1. L and N are harmonic conjugate with respect to B and C
Let circle diameter LN (Apollonius circle of B and C) cut EF at G’.
Since G’ is located on Apollonius circle of B and C so G’EF is an angle bisector of angle BG’C and G’EF ⊥ NG’
2. N and M are harmonic conjugate with respect to A and D
Since NG’⊥ G’M => G’ locate on Apollonius circle of A and D ( diameter MN)
And G’M is an angle bisector of ∠AG’D =>angle ∠AG’B congruent to ∠CG’D.

G’ is an only point of line EF have this property since G’ is the perpendicular projection of N over EF. G’ in fact coincide to G .

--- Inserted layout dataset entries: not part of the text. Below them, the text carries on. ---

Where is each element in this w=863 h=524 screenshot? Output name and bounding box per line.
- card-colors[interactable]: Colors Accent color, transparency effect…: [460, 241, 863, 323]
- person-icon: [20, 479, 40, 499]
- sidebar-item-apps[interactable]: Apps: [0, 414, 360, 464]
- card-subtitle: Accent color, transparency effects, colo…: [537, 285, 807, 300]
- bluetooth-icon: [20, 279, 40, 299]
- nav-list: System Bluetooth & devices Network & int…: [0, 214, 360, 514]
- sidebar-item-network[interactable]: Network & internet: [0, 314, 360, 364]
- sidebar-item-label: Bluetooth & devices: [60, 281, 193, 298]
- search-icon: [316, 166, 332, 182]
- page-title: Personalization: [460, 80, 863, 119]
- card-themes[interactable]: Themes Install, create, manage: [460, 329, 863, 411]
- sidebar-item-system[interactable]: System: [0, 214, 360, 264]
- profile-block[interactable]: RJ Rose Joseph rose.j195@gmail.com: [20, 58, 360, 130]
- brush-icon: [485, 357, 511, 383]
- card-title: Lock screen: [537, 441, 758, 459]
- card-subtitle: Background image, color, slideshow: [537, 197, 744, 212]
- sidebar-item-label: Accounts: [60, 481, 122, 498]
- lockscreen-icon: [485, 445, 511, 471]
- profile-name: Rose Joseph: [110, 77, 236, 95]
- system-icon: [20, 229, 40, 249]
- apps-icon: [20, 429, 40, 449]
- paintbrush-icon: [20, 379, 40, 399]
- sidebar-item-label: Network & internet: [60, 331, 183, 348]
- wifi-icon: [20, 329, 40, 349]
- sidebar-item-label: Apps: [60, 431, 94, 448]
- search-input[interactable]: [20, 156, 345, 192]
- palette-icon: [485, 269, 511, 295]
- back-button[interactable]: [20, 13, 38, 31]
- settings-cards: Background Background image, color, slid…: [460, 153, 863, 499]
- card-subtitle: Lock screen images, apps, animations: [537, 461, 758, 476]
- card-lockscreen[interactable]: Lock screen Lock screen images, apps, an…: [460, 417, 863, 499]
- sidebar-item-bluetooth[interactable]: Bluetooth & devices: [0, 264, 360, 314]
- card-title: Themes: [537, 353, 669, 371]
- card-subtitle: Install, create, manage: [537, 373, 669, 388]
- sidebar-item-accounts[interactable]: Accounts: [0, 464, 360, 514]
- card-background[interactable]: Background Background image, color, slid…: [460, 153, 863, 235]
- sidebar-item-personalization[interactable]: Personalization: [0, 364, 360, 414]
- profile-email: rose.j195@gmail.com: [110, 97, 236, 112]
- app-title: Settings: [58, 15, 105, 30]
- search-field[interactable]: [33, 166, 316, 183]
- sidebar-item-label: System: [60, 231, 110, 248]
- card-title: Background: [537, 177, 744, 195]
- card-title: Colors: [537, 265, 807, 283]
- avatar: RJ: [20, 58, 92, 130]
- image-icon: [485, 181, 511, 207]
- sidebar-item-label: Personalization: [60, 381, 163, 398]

Conclusion: for a general quadrilateral ABCD, we will have one and only one point G on the EF so that EF is the angle bisector of angles BGC and AGD. At the point G , we will have angle AGB congruent to CGD.
See link below for the typical non-cyclic quadrilateral ABCD and location of point G satisfied the problem statement

http://s12.postimg.org/9cy9rp26l/pro_1130test.png

3. This comment has been removed by the author.

4. Let circumcircles of ABE and DCE meet at G'. Radical axis of these circles is G'E. Because FB*FA=FC*FD, F is on line G'E. Note that <BAE=<BG'E and <CDE=<CG'E, but since <BAE=<CDE, <BG'E=<CG'E. G' lies on EF so G and G' concur. With this fact, <AGB=<AEB=<CED=<CGD.